Findings of present study confirmed the results of limited number of studies that previously assessed the DISC1 mRNA level and protein in peripheral blood of SCZ patients [13]. Uncertainty about similarity of gene expression and protein level results in blood and brain is a great obstacle in studies about mental disorders such as neuropsychiatric disorders. By the way previous studies in animal models showed that DISC1 protein level of lymphatic cells and brain are similar and blood can present the protein level in brain [10]. In addition, similar expression changes with SCZs were found in PPD patients that may support the same role of DISC1 in etiology and molecular pathways that lead to onset of PPD and SCZ. While there is a major lack in molecular study in PPD patients, previous study on gene expression of mitochondrial complex I, have been showed a great similarity in altered genes and their direction in SCZ and PPD patients [6]. Also taken together with reports about mitochondrial complex I abnormalities in PPD patients [6] and previous study that revealed DISC1-dependent regulation of mitochondrial dynamics in neuronal dendrites, present findings may suggest a new molecular pathway for PPD onset including DISC1 and mitochondrial complex I subunits.

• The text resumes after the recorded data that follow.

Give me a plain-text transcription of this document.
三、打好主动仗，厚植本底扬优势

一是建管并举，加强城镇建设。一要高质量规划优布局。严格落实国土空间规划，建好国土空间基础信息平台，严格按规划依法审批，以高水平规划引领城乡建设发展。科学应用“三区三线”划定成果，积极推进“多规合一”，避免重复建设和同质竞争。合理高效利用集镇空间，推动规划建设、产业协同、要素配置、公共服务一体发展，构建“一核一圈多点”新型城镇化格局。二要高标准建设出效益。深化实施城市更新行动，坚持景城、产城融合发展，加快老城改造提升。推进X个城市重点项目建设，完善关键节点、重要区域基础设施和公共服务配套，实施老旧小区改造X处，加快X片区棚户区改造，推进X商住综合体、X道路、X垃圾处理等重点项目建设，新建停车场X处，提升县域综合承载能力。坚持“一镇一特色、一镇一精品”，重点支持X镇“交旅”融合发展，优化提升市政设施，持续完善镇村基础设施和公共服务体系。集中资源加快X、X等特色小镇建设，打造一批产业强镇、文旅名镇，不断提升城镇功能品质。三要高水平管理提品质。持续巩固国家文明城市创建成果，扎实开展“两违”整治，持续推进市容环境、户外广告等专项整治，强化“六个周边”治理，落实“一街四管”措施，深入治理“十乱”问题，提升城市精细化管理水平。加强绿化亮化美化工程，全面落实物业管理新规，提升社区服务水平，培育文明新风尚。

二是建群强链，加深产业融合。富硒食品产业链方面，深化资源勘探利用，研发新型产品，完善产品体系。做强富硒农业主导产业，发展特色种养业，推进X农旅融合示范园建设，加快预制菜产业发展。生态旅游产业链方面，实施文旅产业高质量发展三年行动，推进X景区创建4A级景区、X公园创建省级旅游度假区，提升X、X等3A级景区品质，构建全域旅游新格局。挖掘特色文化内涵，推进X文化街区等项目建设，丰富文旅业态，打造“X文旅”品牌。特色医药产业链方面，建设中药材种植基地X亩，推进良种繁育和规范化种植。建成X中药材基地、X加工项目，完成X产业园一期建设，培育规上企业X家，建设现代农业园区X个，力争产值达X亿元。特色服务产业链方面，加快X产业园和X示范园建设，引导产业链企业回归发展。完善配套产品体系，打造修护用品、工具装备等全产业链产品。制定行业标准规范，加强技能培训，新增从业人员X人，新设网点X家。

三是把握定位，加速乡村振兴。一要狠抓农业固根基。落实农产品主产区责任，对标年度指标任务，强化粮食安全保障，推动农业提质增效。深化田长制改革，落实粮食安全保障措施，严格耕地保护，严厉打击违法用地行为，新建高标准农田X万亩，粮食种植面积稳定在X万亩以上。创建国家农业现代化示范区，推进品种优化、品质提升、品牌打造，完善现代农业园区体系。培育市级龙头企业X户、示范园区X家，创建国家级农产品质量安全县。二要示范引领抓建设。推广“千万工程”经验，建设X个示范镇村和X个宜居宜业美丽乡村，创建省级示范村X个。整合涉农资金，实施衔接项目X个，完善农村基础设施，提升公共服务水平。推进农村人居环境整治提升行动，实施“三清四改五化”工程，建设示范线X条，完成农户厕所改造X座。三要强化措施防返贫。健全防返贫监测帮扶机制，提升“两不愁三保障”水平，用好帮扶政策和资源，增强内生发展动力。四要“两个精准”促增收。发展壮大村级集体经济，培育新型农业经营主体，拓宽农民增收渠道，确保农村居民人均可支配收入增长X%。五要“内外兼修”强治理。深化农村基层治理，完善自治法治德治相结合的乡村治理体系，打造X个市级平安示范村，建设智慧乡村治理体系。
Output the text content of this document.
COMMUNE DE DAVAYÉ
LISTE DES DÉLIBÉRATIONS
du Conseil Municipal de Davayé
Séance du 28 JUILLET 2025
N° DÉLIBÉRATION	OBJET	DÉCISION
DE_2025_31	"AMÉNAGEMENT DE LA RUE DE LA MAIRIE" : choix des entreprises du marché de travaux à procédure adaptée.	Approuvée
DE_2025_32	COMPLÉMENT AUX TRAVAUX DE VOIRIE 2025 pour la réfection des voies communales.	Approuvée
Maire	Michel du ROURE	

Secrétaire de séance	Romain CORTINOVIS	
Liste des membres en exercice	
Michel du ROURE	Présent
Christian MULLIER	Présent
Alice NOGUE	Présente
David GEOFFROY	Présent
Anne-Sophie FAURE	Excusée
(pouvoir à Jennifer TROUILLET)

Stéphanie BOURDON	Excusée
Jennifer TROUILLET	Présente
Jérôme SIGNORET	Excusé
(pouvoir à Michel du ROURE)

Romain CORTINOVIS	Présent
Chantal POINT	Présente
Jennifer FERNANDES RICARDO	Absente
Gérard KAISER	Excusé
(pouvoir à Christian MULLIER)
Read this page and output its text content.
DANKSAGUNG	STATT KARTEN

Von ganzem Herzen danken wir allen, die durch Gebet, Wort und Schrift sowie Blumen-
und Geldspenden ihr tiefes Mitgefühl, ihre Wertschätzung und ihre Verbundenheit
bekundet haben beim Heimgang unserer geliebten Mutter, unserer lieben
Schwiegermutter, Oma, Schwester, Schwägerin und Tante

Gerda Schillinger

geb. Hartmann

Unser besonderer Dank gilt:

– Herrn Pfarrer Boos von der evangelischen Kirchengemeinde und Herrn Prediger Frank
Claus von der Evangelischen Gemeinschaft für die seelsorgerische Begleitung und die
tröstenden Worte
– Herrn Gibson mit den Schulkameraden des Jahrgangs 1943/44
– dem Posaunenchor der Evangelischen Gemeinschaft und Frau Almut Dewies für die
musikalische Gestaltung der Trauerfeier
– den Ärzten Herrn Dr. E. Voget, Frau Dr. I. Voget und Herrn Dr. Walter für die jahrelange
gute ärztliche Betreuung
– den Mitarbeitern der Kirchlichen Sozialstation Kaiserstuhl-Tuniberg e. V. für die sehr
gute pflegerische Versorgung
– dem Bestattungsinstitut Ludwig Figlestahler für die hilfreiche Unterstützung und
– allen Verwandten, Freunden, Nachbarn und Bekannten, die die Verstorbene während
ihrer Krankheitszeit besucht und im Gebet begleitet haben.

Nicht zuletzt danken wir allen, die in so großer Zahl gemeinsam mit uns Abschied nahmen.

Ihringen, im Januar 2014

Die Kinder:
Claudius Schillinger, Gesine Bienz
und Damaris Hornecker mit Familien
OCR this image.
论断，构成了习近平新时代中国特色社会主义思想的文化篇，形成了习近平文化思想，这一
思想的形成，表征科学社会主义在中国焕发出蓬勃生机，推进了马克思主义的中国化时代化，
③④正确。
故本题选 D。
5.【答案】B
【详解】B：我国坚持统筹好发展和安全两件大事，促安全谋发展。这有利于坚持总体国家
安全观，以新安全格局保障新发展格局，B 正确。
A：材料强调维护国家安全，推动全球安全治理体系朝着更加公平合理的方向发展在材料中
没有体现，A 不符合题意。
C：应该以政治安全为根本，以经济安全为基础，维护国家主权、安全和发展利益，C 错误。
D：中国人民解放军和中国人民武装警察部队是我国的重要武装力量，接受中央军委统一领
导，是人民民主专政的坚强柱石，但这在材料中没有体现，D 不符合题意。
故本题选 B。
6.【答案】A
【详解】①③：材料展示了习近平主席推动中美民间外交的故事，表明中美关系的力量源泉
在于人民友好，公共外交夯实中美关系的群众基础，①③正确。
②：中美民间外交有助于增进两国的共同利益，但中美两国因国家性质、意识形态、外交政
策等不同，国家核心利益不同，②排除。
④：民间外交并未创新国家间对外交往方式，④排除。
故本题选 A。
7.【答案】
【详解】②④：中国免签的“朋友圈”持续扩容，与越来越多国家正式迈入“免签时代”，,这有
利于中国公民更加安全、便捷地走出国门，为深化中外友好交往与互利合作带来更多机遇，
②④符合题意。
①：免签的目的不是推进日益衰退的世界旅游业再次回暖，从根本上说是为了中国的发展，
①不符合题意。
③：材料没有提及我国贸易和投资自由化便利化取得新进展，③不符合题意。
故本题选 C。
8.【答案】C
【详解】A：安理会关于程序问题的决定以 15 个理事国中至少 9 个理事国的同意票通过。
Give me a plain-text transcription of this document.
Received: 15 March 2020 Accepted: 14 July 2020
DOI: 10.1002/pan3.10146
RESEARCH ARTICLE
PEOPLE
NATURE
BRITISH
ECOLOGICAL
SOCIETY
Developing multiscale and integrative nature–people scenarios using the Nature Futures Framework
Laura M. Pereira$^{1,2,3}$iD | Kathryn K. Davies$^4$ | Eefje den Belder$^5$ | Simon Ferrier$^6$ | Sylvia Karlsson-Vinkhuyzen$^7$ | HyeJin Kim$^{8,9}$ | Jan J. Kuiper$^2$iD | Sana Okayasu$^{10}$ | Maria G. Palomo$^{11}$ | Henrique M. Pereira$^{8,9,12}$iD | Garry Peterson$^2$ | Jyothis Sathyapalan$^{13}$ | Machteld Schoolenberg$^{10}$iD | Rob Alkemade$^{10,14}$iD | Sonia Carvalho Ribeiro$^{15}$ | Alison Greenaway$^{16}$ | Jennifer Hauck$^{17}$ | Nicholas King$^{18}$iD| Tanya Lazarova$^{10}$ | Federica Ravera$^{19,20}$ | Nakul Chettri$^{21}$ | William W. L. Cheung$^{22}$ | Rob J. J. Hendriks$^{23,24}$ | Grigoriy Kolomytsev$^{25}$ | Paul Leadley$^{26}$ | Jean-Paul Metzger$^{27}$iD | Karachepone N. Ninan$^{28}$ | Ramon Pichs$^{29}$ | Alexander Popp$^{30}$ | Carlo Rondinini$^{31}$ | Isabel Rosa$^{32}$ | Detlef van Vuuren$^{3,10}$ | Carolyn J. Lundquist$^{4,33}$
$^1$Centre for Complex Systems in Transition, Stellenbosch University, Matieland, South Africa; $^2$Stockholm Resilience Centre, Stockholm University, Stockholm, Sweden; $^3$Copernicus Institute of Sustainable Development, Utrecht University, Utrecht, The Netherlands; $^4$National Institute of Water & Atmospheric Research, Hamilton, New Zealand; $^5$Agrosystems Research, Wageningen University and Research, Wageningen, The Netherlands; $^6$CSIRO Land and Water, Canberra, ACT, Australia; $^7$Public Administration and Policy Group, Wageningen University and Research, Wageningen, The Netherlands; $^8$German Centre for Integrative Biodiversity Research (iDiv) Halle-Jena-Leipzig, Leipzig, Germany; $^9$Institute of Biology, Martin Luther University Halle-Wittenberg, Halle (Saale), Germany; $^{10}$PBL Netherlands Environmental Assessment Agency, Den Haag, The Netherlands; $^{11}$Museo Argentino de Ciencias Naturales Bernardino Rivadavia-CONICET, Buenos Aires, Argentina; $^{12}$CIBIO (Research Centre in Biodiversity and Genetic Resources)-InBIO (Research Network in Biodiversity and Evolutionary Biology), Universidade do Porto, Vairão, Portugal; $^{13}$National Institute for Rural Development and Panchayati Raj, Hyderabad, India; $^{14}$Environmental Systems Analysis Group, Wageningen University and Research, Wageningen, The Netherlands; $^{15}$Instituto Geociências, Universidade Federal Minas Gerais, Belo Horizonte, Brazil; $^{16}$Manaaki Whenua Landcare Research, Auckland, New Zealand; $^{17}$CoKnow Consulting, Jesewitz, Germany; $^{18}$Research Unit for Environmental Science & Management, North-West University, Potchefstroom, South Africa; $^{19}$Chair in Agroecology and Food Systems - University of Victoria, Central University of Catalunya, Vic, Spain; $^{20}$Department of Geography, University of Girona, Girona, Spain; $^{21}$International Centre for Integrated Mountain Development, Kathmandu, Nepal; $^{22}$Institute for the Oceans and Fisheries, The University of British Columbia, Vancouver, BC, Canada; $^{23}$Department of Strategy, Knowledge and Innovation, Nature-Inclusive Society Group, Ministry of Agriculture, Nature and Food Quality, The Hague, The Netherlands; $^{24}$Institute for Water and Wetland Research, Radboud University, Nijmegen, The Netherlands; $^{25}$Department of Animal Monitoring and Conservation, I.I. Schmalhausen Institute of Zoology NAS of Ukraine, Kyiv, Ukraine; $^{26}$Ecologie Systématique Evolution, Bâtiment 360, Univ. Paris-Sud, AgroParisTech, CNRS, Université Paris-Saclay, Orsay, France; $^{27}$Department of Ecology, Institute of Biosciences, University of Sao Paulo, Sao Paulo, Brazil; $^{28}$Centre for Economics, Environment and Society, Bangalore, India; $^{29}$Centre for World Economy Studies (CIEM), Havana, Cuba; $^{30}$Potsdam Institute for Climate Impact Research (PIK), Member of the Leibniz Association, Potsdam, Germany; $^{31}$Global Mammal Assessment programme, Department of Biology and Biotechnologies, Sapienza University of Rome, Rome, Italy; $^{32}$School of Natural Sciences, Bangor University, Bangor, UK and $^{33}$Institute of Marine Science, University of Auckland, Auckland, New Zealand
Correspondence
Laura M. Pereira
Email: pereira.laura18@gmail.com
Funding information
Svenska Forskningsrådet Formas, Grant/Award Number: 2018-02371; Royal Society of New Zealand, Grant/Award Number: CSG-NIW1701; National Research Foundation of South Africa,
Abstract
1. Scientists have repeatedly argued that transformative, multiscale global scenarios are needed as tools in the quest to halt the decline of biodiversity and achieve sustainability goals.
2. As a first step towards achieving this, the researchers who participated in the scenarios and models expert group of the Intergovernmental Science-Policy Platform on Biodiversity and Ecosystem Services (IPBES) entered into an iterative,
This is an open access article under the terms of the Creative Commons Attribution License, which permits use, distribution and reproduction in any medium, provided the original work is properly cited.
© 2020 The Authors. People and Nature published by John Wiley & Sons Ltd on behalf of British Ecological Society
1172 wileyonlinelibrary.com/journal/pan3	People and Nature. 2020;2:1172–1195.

Findings raises the possibility that dysfunction of DISC1 may disrupt development of the nervous system, and astrocytes that lead to vulnerability to psychiatric illnesses and dysfunction in executive function and reasonable thinking (that could be the source of paranoid behaviors) respectively. Significant correlations which were detected between clinical features and DISC1 expression level may strength evidences about role of DISC1 in behavioral changes as well as neurodevelopment of brain. DISC1 down expression were correlated with increase in severity of general and negative symptoms, including blunted affects, passive/apathetic social withdrawal, emotional withdrawal, difficulty in abstract thinking and lack of spontaneity and flow of conversation [10]. It seems that all of these symptoms could cause by neuronal dysfunctions that in turn is related to lack of DISC1 protein in different regions of brain. In executive functions assessments DISC1 expression decrease is associated with less correct response in Wisconsin Card Sorting Test in both patients group [14]. WCST is a neuropsychological test of ‘set-shifting’, which use to assess the following ‘frontal’ lobe functions and study of executive functions. Interestingly expression alteration of DISC1 in hippocampus and frontal lobe had been reported in schizophrenic animal models [12]. Association between DISC1 expression change and executive function abnormalities was previously reported and present study showed the same pattern in PPD patients. Development of schizophrenia is strongly related to a deregulation in the balance between circulation of neuroexcitatory reproductive hormones to the brain and consequent remodeling of synapses in specific brain areas. Neurons containing reproductive hormones that are relate to etiology of schizophrenia are highly expressed in the hypothalamus, a region that is enriched with DISC1 related neurons. It seems that DISC1 gene could be presented as an important biomarker in molecular mechanisms of schizophrenia as well as paranoid personality disorder.